Оскорбленные парсы рычали, с трудом удерживаясь от желания схватиться за рукоять меча. О, как хотелось надменным ариям снести голову дерзкому эллину! Но они понимали, что Демарата не стоит трогать. К нему благоволил царь, он был доверенным лицом Мардония. Поговаривали, что получив в управление покоренную Элладу, Мардоний намеревается вернуть изгнаннику царский престол, а возможно даже поручить ему управлять всем Пелопоннесом. Поэтому вельможи ограничивались бранными словами.
Уже пришло время жатвы, когда парсы вступили в земли пеласгов. На границе Пирии и Пеласгиотиды их ждали делегации Ларисы, Ганна и Фер. Ксеркс милостиво допустил послов к своим стопам и выслушал их. Пеласги, как и прочие, дали землю и воду, моля о пощаде. За добрую весть послы были вознаграждены и отправлены восвояси, чтобы подготовить достойную встречу войску. Передохнув, мидяне последовали за ними и через три дня достигли одного из прекраснейших городов Эллады — Ларисы. Войско стало лагерем у городских стен, Ксеркс в сопровождении свиты и первой тысячи церемонно въехал в город. Здесь парсов ждали низкие поклоны, заискивающие улыбки и накрытые столы. Царь принял именитых горожан, пообещав им приструнить чернь, после чего соизволил отобедать.

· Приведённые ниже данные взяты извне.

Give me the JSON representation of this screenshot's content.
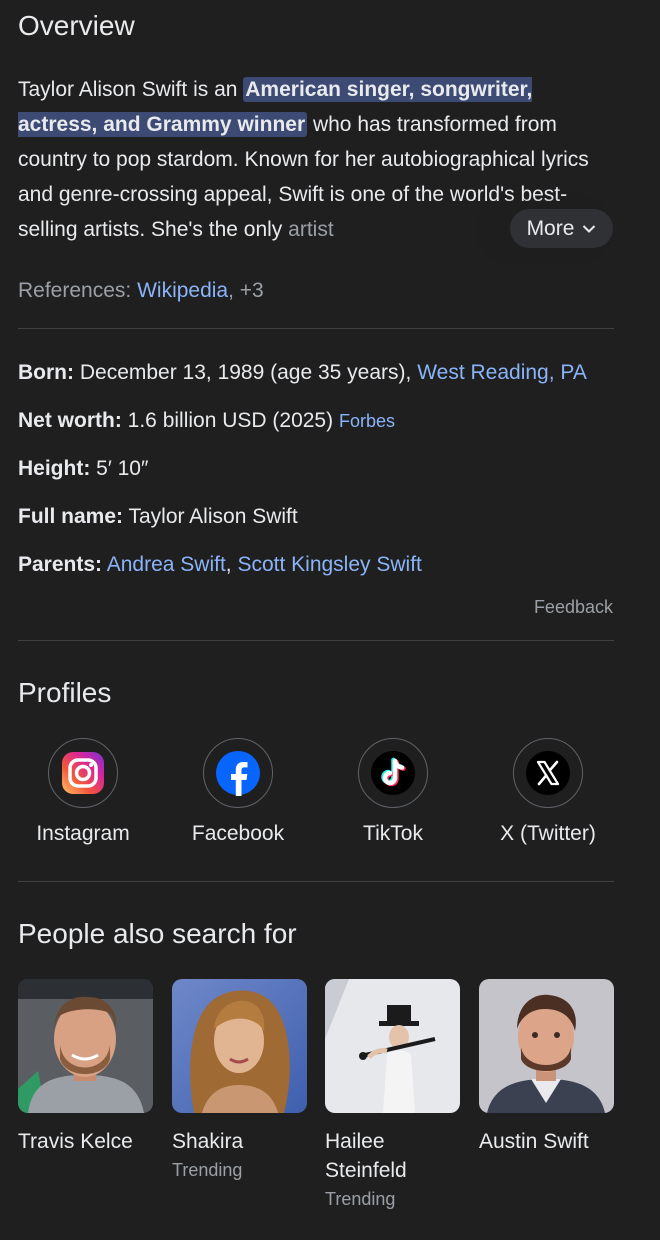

За трапезой он беседовал с Артабаном, Мардонием и македонским царьком Александром. Последний изрядно потешил Ксеркса рассказом о том, как перепугалось эллинское войско, посланное в Фессалию, узнав о приближении мидян.
— Едва я сказал им, что видел передовые отряды войска великого царя, они бежали как последние трусы! — кричал македонянин.
— Как последние трусы! — с хохотом повторял царь.
Одарив рассказчика золотой чашей, Ксеркс пожелал отправиться спать. Он переел и изрядно выпил, сон его был беспокоен.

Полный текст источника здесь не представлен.